The Somali cell of Al Qaeda, Al Shabaab was suspected of killing Fatuma Isak Elmi, 35, on Sept. 1, 2013 inside her home in Beledweyne, Hiran Province in south-central Somalia (see Morning Star News, Sept. 9, 2013). Her husband had received a threatening note that morning believed to be from the Islamic extremist group and was away at the time of the murder.
Al Shabaab’s attack on the upscale Westgate Shopping Mall in Nairobi, Kenya on Sept. 21, 2013 killed at least 67 people, with dozens still unaccounted for (see Morning Star News, Sept. 22).
On April 13, 2013, Al Shabaab militants shot Fartun Omar to death in Buulodbarde, 20 kilometers (12 miles) from Beledweyne (see Morning Star News, April 22, 2013). Omar was the widow of Mursal Isse Siad, killed for his faith on Dec. 8, 2012 in Beledweyne, 206 miles (332 kilometers) north of Mogadishu. He had been receiving death threats for leaving Islam (see Morning Star News, Dec. 14, 2012).
Siad and his wife, who converted to Christianity in 2000, had moved to Beledweyne from Doolow eight months before. The area was under government control and there was no indication that the killers belonged to the Al Shabaab rebels, but the Islamic extremist insurgents were present in Buulodbarde, and Christians believed a few Al Shabaab rebels could have been hiding in Beledweyne.
On June 7, 2013 in Jamaame District in southern Somalia, insurgents from the group shot 28-year-old Hassan Hurshe to death after identifying him as a Christian, sources said (see Morning Star News, June 20). Al Shabaab members brought Hurshe to a public place in the town of Jilib and shot him in the head, they said.
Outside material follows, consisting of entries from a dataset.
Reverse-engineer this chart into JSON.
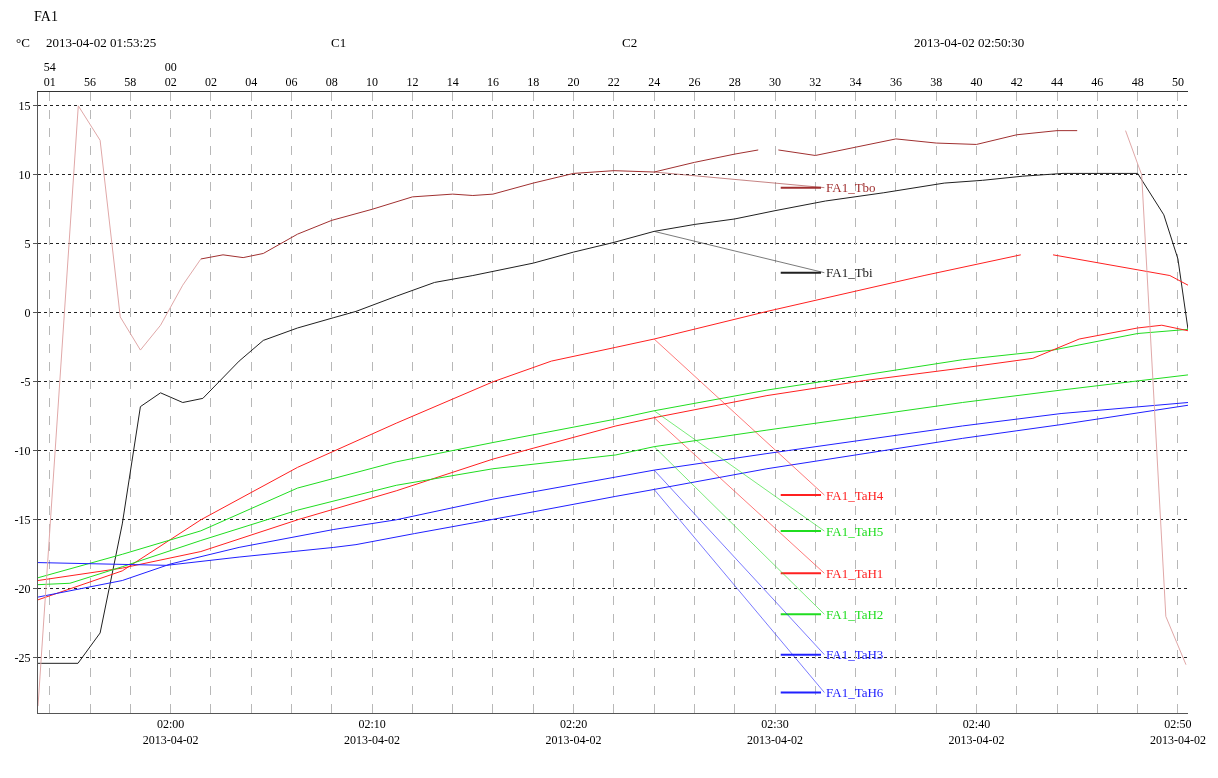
{
  "chart_data": {
    "type": "line",
    "title": "FA1",
    "ylabel": "°C",
    "annotations": [
      "2013-04-02 01:53:25",
      "C1",
      "C2",
      "2013-04-02 02:50:30"
    ],
    "xlim": [
      "2013-04-02T01:53:25",
      "2013-04-02T02:50:30"
    ],
    "xticks": [
      {
        "value": "2013-04-02T02:00",
        "label": "02:00\n2013-04-02"
      },
      {
        "value": "2013-04-02T02:10",
        "label": "02:10\n2013-04-02"
      },
      {
        "value": "2013-04-02T02:20",
        "label": "02:20\n2013-04-02"
      },
      {
        "value": "2013-04-02T02:30",
        "label": "02:30\n2013-04-02"
      },
      {
        "value": "2013-04-02T02:40",
        "label": "02:40\n2013-04-02"
      },
      {
        "value": "2013-04-02T02:50",
        "label": "02:50\n2013-04-02"
      }
    ],
    "x2lim": [
      "2013-04-02T01:53:25",
      "2013-04-02T02:50:30"
    ],
    "x2ticks": [
      {
        "value": "2013-04-02T01:54",
        "label": "54\n01"
      },
      {
        "value": "2013-04-02T01:56",
        "label": "56"
      },
      {
        "value": "2013-04-02T01:58",
        "label": "58"
      },
      {
        "value": "2013-04-02T02:00",
        "label": "00\n02"
      },
      {
        "value": "2013-04-02T02:02",
        "label": "02"
      },
      {
        "value": "2013-04-02T02:04",
        "label": "04"
      },
      {
        "value": "2013-04-02T02:06",
        "label": "06"
      },
      {
        "value": "2013-04-02T02:08",
        "label": "08"
      },
      {
        "value": "2013-04-02T02:10",
        "label": "10"
      },
      {
        "value": "2013-04-02T02:12",
        "label": "12"
      },
      {
        "value": "2013-04-02T02:14",
        "label": "14"
      },
      {
        "value": "2013-04-02T02:16",
        "label": "16"
      },
      {
        "value": "2013-04-02T02:18",
        "label": "18"
      },
      {
        "value": "2013-04-02T02:20",
        "label": "20"
      },
      {
        "value": "2013-04-02T02:22",
        "label": "22"
      },
      {
        "value": "2013-04-02T02:24",
        "label": "24"
      },
      {
        "value": "2013-04-02T02:26",
        "label": "26"
      },
      {
        "value": "2013-04-02T02:28",
        "label": "28"
      },
      {
        "value": "2013-04-02T02:30",
        "label": "30"
      },
      {
        "value": "2013-04-02T02:32",
        "label": "32"
      },
      {
        "value": "2013-04-02T02:34",
        "label": "34"
      },
      {
        "value": "2013-04-02T02:36",
        "label": "36"
      },
      {
        "value": "2013-04-02T02:38",
        "label": "38"
      },
      {
        "value": "2013-04-02T02:40",
        "label": "40"
      },
      {
        "value": "2013-04-02T02:42",
        "label": "42"
      },
      {
        "value": "2013-04-02T02:44",
        "label": "44"
      },
      {
        "value": "2013-04-02T02:46",
        "label": "46"
      },
      {
        "value": "2013-04-02T02:48",
        "label": "48"
      },
      {
        "value": "2013-04-02T02:50",
        "label": "50"
      }
    ],
    "ylim": [
      -29,
      16
    ],
    "yticks": [
      -25,
      -20,
      -15,
      -10,
      -5,
      0,
      5,
      10,
      15
    ],
    "grid": true,
    "legend": "right",
    "marker": "none",
    "line_style": "solid",
    "series": [
      {
        "name": "FA1_Tbo",
        "color": "#a03030",
        "x": [
          "2013-04-02T02:01:30",
          "2013-04-02T02:02:36",
          "2013-04-02T02:03:36",
          "2013-04-02T02:04:36",
          "2013-04-02T02:06:18",
          "2013-04-02T02:08",
          "2013-04-02T02:10",
          "2013-04-02T02:12",
          "2013-04-02T02:14",
          "2013-04-02T02:15",
          "2013-04-02T02:16",
          "2013-04-02T02:18",
          "2013-04-02T02:20",
          "2013-04-02T02:22",
          "2013-04-02T02:24",
          "2013-04-02T02:26",
          "2013-04-02T02:28",
          "2013-04-02T02:29:10",
          "2013-04-02T02:29:40",
          "2013-04-02T02:30:10",
          "2013-04-02T02:32",
          "2013-04-02T02:34",
          "2013-04-02T02:36",
          "2013-04-02T02:38",
          "2013-04-02T02:40",
          "2013-04-02T02:42",
          "2013-04-02T02:44",
          "2013-04-02T02:45"
        ],
        "values": [
          3.9,
          4.2,
          4.0,
          4.3,
          5.7,
          6.7,
          7.5,
          8.4,
          8.6,
          8.5,
          8.6,
          9.4,
          10.1,
          10.3,
          10.2,
          10.9,
          11.5,
          11.8,
          null,
          11.8,
          11.4,
          12.0,
          12.6,
          12.3,
          12.2,
          12.9,
          13.2,
          13.2
        ]
      },
      {
        "name": "FA1_Tbi",
        "color": "#202020",
        "x": [
          "2013-04-02T01:53:25",
          "2013-04-02T01:55:24",
          "2013-04-02T01:56:30",
          "2013-04-02T01:57:36",
          "2013-04-02T01:58:30",
          "2013-04-02T01:59:30",
          "2013-04-02T02:00:36",
          "2013-04-02T02:01:36",
          "2013-04-02T02:03:24",
          "2013-04-02T02:04:36",
          "2013-04-02T02:06:18",
          "2013-04-02T02:08:06",
          "2013-04-02T02:09:12",
          "2013-04-02T02:11:12",
          "2013-04-02T02:13:06",
          "2013-04-02T02:15",
          "2013-04-02T02:18",
          "2013-04-02T02:20",
          "2013-04-02T02:22",
          "2013-04-02T02:24",
          "2013-04-02T02:26",
          "2013-04-02T02:28",
          "2013-04-02T02:30",
          "2013-04-02T02:32:30",
          "2013-04-02T02:35:24",
          "2013-04-02T02:38:24",
          "2013-04-02T02:40:18",
          "2013-04-02T02:42:18",
          "2013-04-02T02:44:18",
          "2013-04-02T02:48",
          "2013-04-02T02:49:18",
          "2013-04-02T02:50",
          "2013-04-02T02:50:30"
        ],
        "values": [
          -25.4,
          -25.4,
          -23.2,
          -15.3,
          -6.8,
          -5.8,
          -6.5,
          -6.2,
          -3.5,
          -2.0,
          -1.1,
          -0.35,
          0.1,
          1.2,
          2.2,
          2.7,
          3.6,
          4.4,
          5.1,
          5.9,
          6.4,
          6.8,
          7.4,
          8.1,
          8.7,
          9.4,
          9.6,
          9.9,
          10.1,
          10.1,
          7.1,
          3.9,
          -1.2
        ]
      },
      {
        "name": "FA1_TaH4",
        "color": "#ff2020",
        "x": [
          "2013-04-02T01:53:25",
          "2013-04-02T01:57:36",
          "2013-04-02T02:01:30",
          "2013-04-02T02:06:18",
          "2013-04-02T02:11:12",
          "2013-04-02T02:16",
          "2013-04-02T02:18:54",
          "2013-04-02T02:22:06",
          "2013-04-02T02:24",
          "2013-04-02T02:29:36",
          "2013-04-02T02:37:24",
          "2013-04-02T02:42:12",
          "2013-04-02T02:43",
          "2013-04-02T02:43:48",
          "2013-04-02T02:49:36",
          "2013-04-02T02:50:30"
        ],
        "values": [
          -20.8,
          -18.7,
          -15.0,
          -11.2,
          -8.0,
          -5.0,
          -3.5,
          -2.5,
          -1.9,
          0.1,
          2.7,
          4.2,
          null,
          4.2,
          2.7,
          2.0
        ]
      },
      {
        "name": "FA1_TaH5",
        "color": "#20dd20",
        "x": [
          "2013-04-02T01:53:25",
          "2013-04-02T01:57:36",
          "2013-04-02T02:01:30",
          "2013-04-02T02:06:18",
          "2013-04-02T02:11:12",
          "2013-04-02T02:16",
          "2013-04-02T02:22:06",
          "2013-04-02T02:24",
          "2013-04-02T02:29:36",
          "2013-04-02T02:39:18",
          "2013-04-02T02:43:48",
          "2013-04-02T02:48",
          "2013-04-02T02:50:30"
        ],
        "values": [
          -19.2,
          -17.5,
          -15.8,
          -12.7,
          -10.8,
          -9.4,
          -7.7,
          -7.1,
          -5.6,
          -3.4,
          -2.7,
          -1.5,
          -1.2
        ]
      },
      {
        "name": "FA1_TaH1",
        "color": "#ff2020",
        "x": [
          "2013-04-02T01:53:25",
          "2013-04-02T01:57:36",
          "2013-04-02T02:01:30",
          "2013-04-02T02:06:18",
          "2013-04-02T02:11:12",
          "2013-04-02T02:16",
          "2013-04-02T02:22:06",
          "2013-04-02T02:24",
          "2013-04-02T02:29:36",
          "2013-04-02T02:34:30",
          "2013-04-02T02:39:18",
          "2013-04-02T02:42:48",
          "2013-04-02T02:45:06",
          "2013-04-02T02:48",
          "2013-04-02T02:49:12",
          "2013-04-02T02:50:30"
        ],
        "values": [
          -19.4,
          -18.5,
          -17.3,
          -15.0,
          -12.9,
          -10.6,
          -8.2,
          -7.6,
          -6.0,
          -4.9,
          -4.0,
          -3.3,
          -1.9,
          -1.1,
          -0.9,
          -1.3
        ]
      },
      {
        "name": "FA1_TaH2",
        "color": "#20dd20",
        "x": [
          "2013-04-02T01:53:25",
          "2013-04-02T01:55",
          "2013-04-02T01:57:36",
          "2013-04-02T02:01:30",
          "2013-04-02T02:06:18",
          "2013-04-02T02:11:12",
          "2013-04-02T02:16",
          "2013-04-02T02:22:06",
          "2013-04-02T02:24",
          "2013-04-02T02:29:36",
          "2013-04-02T02:39:18",
          "2013-04-02T02:44:12",
          "2013-04-02T02:50:30"
        ],
        "values": [
          -19.7,
          -19.6,
          -18.4,
          -16.5,
          -14.3,
          -12.5,
          -11.3,
          -10.3,
          -9.7,
          -8.5,
          -6.5,
          -5.6,
          -4.5
        ]
      },
      {
        "name": "FA1_TaH3",
        "color": "#2020ff",
        "x": [
          "2013-04-02T01:53:25",
          "2013-04-02T01:57:36",
          "2013-04-02T02:00",
          "2013-04-02T02:03:24",
          "2013-04-02T02:08:06",
          "2013-04-02T02:11:12",
          "2013-04-02T02:16",
          "2013-04-02T02:22:06",
          "2013-04-02T02:24",
          "2013-04-02T02:29:36",
          "2013-04-02T02:39:18",
          "2013-04-02T02:44:12",
          "2013-04-02T02:50:30"
        ],
        "values": [
          -20.6,
          -19.4,
          -18.2,
          -17.0,
          -15.7,
          -15.0,
          -13.5,
          -11.9,
          -11.4,
          -10.2,
          -8.2,
          -7.3,
          -6.5
        ]
      },
      {
        "name": "FA1_TaH6",
        "color": "#2020ff",
        "x": [
          "2013-04-02T01:53:25",
          "2013-04-02T01:59:48",
          "2013-04-02T02:03:24",
          "2013-04-02T02:08:06",
          "2013-04-02T02:09:12",
          "2013-04-02T02:12:06",
          "2013-04-02T02:17",
          "2013-04-02T02:22:06",
          "2013-04-02T02:24",
          "2013-04-02T02:29:36",
          "2013-04-02T02:39:18",
          "2013-04-02T02:44:12",
          "2013-04-02T02:50:30"
        ],
        "values": [
          -18.1,
          -18.3,
          -17.7,
          -17.0,
          -16.8,
          -16.0,
          -14.7,
          -13.3,
          -12.8,
          -11.3,
          -9.1,
          -8.1,
          -6.7
        ]
      },
      {
        "color": "#e0a8a8",
        "x": [
          "2013-04-02T01:53:25",
          "2013-04-02T01:55:25",
          "2013-04-02T01:56:30",
          "2013-04-02T01:57:30",
          "2013-04-02T01:58:30",
          "2013-04-02T01:59:30",
          "2013-04-02T02:00:36",
          "2013-04-02T02:01:30",
          "2013-04-02T02:20",
          "2013-04-02T02:47:24",
          "2013-04-02T02:48:12",
          "2013-04-02T02:49:24",
          "2013-04-02T02:50:24"
        ],
        "values": [
          -28.5,
          15.0,
          12.5,
          -0.3,
          -2.7,
          -0.9,
          2.0,
          3.9,
          null,
          13.2,
          10.0,
          -22.0,
          -25.5
        ]
      }
    ]
  }
}
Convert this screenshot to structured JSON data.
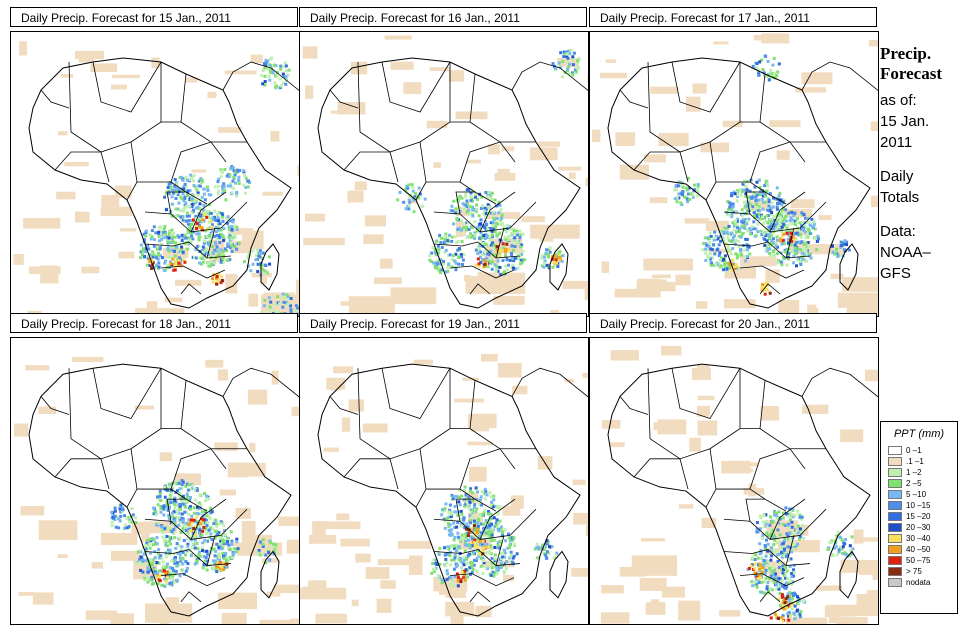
{
  "panels": [
    {
      "title": "Daily Precip. Forecast for  15 Jan., 2011"
    },
    {
      "title": "Daily Precip. Forecast for  16 Jan., 2011"
    },
    {
      "title": "Daily Precip. Forecast for  17 Jan., 2011"
    },
    {
      "title": "Daily Precip. Forecast for  18 Jan., 2011"
    },
    {
      "title": "Daily Precip. Forecast for  19 Jan., 2011"
    },
    {
      "title": "Daily Precip. Forecast for  20 Jan., 2011"
    }
  ],
  "info": {
    "heading1": "Precip.",
    "heading2": "Forecast",
    "asof": "as of:",
    "date1": "15 Jan.",
    "date2": "2011",
    "daily1": "Daily",
    "daily2": "Totals",
    "data1": "Data:",
    "data2": "NOAA–",
    "data3": "GFS"
  },
  "legend": {
    "title": "PPT (mm)",
    "items": [
      {
        "label": "0 –1",
        "color": "#ffffff"
      },
      {
        "label": ".1 –1",
        "color": "#f2dcc0"
      },
      {
        "label": "1 –2",
        "color": "#bff0b0"
      },
      {
        "label": "2 –5",
        "color": "#80e070"
      },
      {
        "label": "5 –10",
        "color": "#78b8f0"
      },
      {
        "label": "10 –15",
        "color": "#4f8ee8"
      },
      {
        "label": "15 –20",
        "color": "#2f6fe0"
      },
      {
        "label": "20 –30",
        "color": "#1e4fc8"
      },
      {
        "label": "30 –40",
        "color": "#f8e060"
      },
      {
        "label": "40 –50",
        "color": "#f0a020"
      },
      {
        "label": "50 –75",
        "color": "#e02010"
      },
      {
        "label": "> 75",
        "color": "#8b2a10"
      },
      {
        "label": "nodata",
        "color": "#c8c8c8"
      }
    ]
  }
}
On Feb. 18, 2013, suspected Islamic extremists shot Ahmed Ali Jimale, a 42-year-old father of four, on the outskirts of the coastal city of Kismayo (see Morning Star News, Feb. 28).
In Barawa on Nov. 16, 2012, Al Shabaab militants killed a Christian after accusing him of being a spy and leaving Islam, Christian and Muslim witnesses said. The extremists beheaded 25-year-old Farhan Haji Mose after monitoring his movements for six months, sources said (see Morning Star News, Nov. 17, 2012).
Mose drew suspicion when he returned to Barawa in December 2011 after spending time in Kenya, according to underground Christians in Somalia. Kenya’s population is nearly 83 percent Christian, according to Operation World, while Somalia’s is close to 100 percent Muslim.